Kosher Movies: The Great Escaper
My adult children decided to go through old family photo albums one Shabbat afternoon. As we perused them together, I realized that neither I nor the kids could identify many of the people in the pictures. Much time had passed and we could only remember the people in the photos of more recent vintage. Such is the limited power of memory. The Great Escaper deals with preserving memories, especially those that helped define us along life’s journey.
Bernie Jordan is a veteran of World War II, and he and his wife Rene consider traveling to France for a D-Day trip on the anniversary of the Normandy invasion. Although too late to get tickets for the excursion, Rene encourages Bernie to take the ferry to France anyway.

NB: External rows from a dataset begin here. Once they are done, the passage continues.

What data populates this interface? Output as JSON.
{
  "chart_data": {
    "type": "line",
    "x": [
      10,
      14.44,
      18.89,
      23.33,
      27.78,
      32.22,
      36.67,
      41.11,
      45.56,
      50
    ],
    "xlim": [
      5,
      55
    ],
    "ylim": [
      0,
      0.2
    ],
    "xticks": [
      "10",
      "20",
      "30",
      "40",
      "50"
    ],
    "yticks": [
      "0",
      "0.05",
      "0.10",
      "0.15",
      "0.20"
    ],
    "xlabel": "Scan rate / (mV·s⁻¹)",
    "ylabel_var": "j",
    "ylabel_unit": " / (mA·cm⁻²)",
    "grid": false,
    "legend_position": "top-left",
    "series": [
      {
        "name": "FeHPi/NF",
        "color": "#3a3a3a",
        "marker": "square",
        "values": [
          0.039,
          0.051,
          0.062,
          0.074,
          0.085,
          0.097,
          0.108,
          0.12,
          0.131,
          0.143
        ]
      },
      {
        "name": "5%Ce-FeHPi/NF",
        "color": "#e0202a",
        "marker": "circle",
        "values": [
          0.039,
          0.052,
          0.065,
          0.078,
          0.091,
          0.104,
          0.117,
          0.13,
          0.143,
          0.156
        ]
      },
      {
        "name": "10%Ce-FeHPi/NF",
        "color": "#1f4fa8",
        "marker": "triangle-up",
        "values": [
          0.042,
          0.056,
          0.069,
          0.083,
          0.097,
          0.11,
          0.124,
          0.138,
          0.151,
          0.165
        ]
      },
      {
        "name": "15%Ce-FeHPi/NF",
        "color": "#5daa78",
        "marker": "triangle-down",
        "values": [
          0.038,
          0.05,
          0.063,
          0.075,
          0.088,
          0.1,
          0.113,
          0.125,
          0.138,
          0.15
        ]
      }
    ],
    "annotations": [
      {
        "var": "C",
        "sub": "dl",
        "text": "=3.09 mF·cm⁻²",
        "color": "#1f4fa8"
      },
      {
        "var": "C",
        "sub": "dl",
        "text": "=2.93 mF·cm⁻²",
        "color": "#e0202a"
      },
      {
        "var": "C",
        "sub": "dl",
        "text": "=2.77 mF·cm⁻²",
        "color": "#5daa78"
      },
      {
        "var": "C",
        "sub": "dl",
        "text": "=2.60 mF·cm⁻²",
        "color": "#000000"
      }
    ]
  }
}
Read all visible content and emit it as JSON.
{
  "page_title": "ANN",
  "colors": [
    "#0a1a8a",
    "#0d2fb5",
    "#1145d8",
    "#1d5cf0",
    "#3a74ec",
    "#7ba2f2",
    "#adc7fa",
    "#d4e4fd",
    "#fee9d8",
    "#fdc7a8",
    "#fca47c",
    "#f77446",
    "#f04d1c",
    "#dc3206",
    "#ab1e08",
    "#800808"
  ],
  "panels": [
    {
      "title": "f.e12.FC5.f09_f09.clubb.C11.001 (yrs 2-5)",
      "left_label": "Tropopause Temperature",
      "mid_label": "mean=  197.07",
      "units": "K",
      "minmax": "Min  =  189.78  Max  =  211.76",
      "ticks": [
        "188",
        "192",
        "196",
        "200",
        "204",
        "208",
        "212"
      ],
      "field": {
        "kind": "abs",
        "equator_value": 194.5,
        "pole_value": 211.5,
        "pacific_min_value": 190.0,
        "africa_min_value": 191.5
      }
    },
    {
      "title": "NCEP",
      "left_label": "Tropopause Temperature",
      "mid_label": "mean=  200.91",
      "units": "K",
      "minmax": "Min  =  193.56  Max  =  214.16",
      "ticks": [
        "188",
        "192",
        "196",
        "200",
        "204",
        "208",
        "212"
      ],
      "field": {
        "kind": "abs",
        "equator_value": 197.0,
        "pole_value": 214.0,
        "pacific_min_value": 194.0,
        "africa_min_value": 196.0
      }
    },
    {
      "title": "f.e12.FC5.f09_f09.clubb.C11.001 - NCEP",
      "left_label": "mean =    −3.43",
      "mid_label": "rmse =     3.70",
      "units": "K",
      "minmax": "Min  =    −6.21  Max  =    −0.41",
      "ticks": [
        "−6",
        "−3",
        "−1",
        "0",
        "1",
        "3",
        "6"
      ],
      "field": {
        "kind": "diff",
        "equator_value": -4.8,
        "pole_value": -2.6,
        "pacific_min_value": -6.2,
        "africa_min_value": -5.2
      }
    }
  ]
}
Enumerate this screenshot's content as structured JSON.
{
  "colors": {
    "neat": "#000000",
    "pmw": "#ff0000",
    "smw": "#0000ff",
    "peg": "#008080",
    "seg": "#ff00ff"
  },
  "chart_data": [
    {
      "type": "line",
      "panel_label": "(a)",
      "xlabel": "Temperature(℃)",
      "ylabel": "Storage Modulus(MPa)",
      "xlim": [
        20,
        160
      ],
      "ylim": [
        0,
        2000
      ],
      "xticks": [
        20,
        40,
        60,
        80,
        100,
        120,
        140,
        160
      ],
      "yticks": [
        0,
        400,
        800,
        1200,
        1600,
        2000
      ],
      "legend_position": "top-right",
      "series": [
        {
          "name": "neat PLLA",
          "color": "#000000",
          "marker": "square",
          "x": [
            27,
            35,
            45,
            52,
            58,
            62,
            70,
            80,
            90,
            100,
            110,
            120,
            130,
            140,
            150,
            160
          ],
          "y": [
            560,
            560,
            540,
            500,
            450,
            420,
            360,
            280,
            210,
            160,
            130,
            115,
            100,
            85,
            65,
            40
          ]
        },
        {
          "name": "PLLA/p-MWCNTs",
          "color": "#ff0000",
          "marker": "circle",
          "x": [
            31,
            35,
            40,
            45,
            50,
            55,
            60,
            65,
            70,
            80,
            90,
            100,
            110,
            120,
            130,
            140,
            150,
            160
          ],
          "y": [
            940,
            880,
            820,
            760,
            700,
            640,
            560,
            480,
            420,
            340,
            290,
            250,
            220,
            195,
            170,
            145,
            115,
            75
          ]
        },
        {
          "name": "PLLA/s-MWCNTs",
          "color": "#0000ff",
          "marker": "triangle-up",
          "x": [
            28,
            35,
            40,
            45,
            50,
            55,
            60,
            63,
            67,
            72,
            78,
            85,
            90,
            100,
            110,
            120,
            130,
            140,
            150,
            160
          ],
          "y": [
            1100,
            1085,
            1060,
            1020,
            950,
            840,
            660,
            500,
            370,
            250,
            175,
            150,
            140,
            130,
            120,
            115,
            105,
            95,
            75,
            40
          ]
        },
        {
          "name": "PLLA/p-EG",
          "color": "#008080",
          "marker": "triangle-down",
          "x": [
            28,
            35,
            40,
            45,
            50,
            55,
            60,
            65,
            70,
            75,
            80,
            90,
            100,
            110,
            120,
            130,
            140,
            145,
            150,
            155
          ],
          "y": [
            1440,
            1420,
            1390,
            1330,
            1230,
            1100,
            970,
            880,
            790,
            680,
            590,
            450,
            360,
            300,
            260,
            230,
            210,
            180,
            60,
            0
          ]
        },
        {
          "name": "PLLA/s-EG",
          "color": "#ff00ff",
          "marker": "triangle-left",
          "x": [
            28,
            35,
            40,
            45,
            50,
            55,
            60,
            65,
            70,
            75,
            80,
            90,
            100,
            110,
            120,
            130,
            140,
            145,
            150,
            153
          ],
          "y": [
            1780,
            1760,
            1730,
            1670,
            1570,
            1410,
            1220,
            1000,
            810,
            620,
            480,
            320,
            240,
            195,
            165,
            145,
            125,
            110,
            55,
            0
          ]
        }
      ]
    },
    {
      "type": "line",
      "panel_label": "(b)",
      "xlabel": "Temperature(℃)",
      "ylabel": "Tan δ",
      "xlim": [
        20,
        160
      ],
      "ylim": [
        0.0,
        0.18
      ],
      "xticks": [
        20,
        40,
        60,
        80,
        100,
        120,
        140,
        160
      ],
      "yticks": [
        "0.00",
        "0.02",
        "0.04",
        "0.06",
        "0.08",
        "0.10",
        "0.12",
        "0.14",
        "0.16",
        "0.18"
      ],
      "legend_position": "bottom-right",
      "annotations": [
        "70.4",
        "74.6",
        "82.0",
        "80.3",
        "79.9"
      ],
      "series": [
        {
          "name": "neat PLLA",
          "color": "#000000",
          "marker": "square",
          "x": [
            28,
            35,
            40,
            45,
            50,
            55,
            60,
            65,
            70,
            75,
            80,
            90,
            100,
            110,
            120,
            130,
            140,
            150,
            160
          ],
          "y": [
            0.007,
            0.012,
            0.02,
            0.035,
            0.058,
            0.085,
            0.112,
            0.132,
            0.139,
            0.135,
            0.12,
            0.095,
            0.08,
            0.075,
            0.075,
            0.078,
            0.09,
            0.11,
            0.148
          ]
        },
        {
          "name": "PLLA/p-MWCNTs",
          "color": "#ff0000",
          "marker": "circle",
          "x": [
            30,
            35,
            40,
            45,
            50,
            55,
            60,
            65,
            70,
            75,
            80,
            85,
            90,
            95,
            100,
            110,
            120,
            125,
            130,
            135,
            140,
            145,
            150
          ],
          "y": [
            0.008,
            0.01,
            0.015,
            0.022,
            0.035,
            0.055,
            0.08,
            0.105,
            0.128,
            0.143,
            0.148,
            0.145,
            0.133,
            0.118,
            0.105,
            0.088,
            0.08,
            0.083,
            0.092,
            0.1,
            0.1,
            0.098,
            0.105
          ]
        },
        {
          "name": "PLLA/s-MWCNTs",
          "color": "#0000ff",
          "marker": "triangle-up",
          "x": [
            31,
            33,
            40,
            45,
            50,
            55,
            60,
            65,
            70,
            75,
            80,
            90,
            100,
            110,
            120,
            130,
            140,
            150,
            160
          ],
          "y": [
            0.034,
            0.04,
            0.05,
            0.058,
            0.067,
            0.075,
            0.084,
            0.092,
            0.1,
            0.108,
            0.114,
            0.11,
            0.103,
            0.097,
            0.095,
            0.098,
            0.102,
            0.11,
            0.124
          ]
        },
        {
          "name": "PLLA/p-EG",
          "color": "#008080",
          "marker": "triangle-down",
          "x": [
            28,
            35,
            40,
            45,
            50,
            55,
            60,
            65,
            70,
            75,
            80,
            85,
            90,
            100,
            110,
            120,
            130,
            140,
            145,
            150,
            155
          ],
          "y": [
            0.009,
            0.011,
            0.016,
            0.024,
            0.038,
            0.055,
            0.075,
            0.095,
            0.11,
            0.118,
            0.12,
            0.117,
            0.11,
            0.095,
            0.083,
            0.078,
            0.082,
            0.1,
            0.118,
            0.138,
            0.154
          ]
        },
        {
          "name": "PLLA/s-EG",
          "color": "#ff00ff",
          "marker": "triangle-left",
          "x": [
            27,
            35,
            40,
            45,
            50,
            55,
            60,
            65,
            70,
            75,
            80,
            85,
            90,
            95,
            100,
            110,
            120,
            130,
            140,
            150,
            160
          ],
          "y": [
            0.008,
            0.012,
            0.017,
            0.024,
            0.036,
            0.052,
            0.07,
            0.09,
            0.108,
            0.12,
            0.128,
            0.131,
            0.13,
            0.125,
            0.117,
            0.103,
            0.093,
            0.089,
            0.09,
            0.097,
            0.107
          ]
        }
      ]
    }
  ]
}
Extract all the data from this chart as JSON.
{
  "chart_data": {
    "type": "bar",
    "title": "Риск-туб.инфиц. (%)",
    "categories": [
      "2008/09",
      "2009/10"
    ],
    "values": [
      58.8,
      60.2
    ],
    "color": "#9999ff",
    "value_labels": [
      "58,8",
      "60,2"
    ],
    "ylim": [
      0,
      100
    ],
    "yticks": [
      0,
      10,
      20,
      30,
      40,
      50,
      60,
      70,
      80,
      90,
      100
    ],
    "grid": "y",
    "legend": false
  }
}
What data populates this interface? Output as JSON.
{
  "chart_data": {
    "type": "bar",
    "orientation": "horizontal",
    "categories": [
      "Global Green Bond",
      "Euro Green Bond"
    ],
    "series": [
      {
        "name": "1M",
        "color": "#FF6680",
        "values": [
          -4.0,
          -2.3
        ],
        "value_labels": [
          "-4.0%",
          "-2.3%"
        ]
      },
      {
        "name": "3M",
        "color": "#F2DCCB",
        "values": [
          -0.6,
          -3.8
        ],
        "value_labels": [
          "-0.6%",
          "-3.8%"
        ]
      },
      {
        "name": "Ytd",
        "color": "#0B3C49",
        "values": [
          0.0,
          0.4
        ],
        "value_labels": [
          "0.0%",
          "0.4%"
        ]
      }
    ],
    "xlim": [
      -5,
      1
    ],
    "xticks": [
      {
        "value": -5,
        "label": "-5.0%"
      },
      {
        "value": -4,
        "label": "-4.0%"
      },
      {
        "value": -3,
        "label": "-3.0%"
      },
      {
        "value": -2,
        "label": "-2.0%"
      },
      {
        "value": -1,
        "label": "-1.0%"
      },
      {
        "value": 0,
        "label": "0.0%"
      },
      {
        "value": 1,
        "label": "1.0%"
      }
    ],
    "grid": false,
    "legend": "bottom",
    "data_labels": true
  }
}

On his solo trip to France, he has flashbacks of his wartime experiences with bombs exploding on the beach. Meanwhile, the nurses at the independent living facility where Bernie and Rene live are panicking about Bernie’s sudden disappearance. The press make his disappearance a cause celebre, and Bernie’s absence from his retirement home becomes a national news story. Underneath the façade of media attention, however, is the narrative of man still possessing demons from the past and memories of lost friends.
When he returns home and to his loving wife Rene, they go to the seaside together to watch the sunrise. Their present love for each other gives them peace in their old age. The terrible memories are still there but they are not all consuming.
The power of memory is a central theme in Judaism. Emuna Braverman, a Jewish educator, observes that days devoted to memory are important. She writes: “There may be a certain psychological wisdom to days of remembrance. Perhaps we need to have a unique moment devoted solely to remembering, a day where we can freely indulge and give vent to that painful emotion. No holding it in; no more stiff upper lip.”
Sometimes people wish they could forget painful events, but perhaps confronting these traumatic moments will enable us to manage the rest of our lives. Facing a terrible memory may help us diminish our sense of pain and vulnerability in the present.
The Great Escaper takes us back to the horrific battles of World War II in which many young men’s lives were cut short. Life goes on for the survivors, but the images of friends who were killed in the fighting stays with those who survived.
Braverman reminds us of the Jewish people’s need to remember. She observes: “And for those who didn’t fight in Israel’s wars — for Americans and Israelis who may have chosen to build their lives elsewhere or for children too young to remember the excitement of ’67, the terror of ’73, the disaster in Lebanon. For those who weren’t born at the time of the Gulf War or were infants during the Intifada — they need a day of remembrance. They need to know all the ways in which we’ve struggled for our people. They need to understand what this means so they won’t cavalierly toss away what others have struggled so long and hard to preserve.
They need to learn our history so that they, too, will be prepared to stand up and fight — whether with words or with arms, whether with the intellect or with might, whether with the spiritual or the physical.
There are those who are in danger of forgetting — those who don’t even know what there is to remember. For them — and for future generations — we need these days of remembrance.”
When Bernie Jordan finally confronts the tragic events of the past, he integrates those incidents into his life and becomes a whole person. It makes him treasure the present more after he has laid to rest the haunting demons of the past.